I raise this because I logged onto facebook before and was confronted with a picture of what looked like a xylophone with a dog’s head on it and turned out to be something even worse – a starved and beaten dog. It was horrific and upsetting and I reacted the same way any decent human being would do by recoiling in disgust. The accompanying caption read ‘SHARE IF YOU ARE AGAINST ANIMAL CRULTY (sic) OR IGNORE IF YOU LOVE IT’.
I mean, what a bloody thing to come out with. First of all, if I was a lover of animal abuse, I don’t think I’d nail my colours to the mast (probably using a dog to bang the nails in) by announcing it on Facebook by actively deciding not to share something. Secondly, it’s an abhorrent thing to use such a shocking photo just to get more likes on a status. It’s like those chain letters that people used to get their clappers in a froth over way back when, only more sinister. Consider that before you share dross and put your friends in a difficult position.
Oh and whilst we’re on the topic of facebook again, if you happen to notice that your profile name contains anything other than your own bloody name, then send yourself to the foot of the stairs and have a think about what you’ve done.
Tonight’s recipe is a comparison – we were given a Musclefood pizza to try (chicken and pepper) as part of our smorgasbord of treats to take for a spin. The idea of pizza on Slimming World is enough to make anyone’s legs quiver, but realistically, you can’t have a ‘decent’ pizza unless you really blow your syns. However, this comes close to being acceptable and I’ll tell you why in a moment. But fear not: because I’m an impartial, generous guy – and also because I didn’t want to share my pizza with Paul, I made an alternative pizza-esque creation which is syn free and equally delicious. So you can make your mind up!

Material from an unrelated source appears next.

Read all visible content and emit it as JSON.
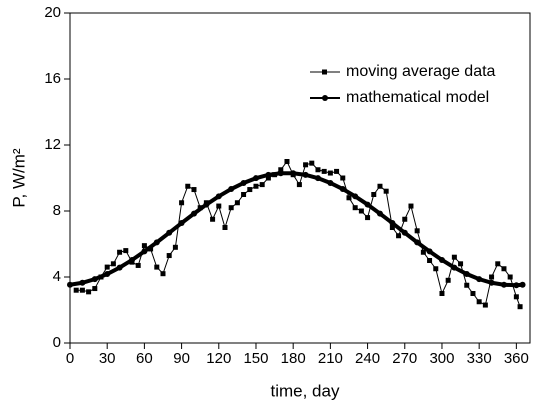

This is the Musclefood pizza, available here. It’s 10.5 syns for the whole pizza and actually isn’t bad! I was expecting something akin to sucking on a square of carpet but no, it tasted like a decent, thin-crust pizza. I’d cheerfully recommend hoying a couple in the freezer and then when you’re desperate for a bit of fast food, give them a whirl. They weren’t cheap with the meat, either. You need to understand that isn’t going to be the same as Dominos, and if you’re like us and when the pizza craving hits you need a pizza the size of a combine harvester’s tyre and more cheese on it than a tramp’s toe, this isn’t going to completely satisfy that itch. But if the ten syns stops you spending forty…
to make our syn-free pizza, you’ll need:
- one WW (boo hiss) Love Fibre wholemeal wraps (look for the purple and blue packaging, as you can use this wrap as a HEB)
- a good handful of spinach
- a good handful of baby mushrooms
- 30g of goats cheese
- half a freshly grated clove of garlic
- caramelised onions (you’ll find my recipe for those right here!) or, if you can’t be fucked on making those (although it’s totally worth it), just some thinly sliced red onion
to put it all together:
- thinly slice the mushrooms and drop them into a dry frying pan to let them sweat down
- add the spinach towards the end and wilt it down
- take enough quark to cover the wrap and add grated garlic, then spread it over the wrap
- add dollops of the jam or the red onion, small cubes of the goats cheese, then the spinach, then the mushrooms
- pop under the grill until the cheese has melted
- stuff it down your gob
Listen, you can chuck any old tut onto this pizza. Don’t like mushrooms? FINE. Use chicken. It’s just that easy.
I’m off to watch Bake Off and feel sad that I can’t EAT EVERYTHING.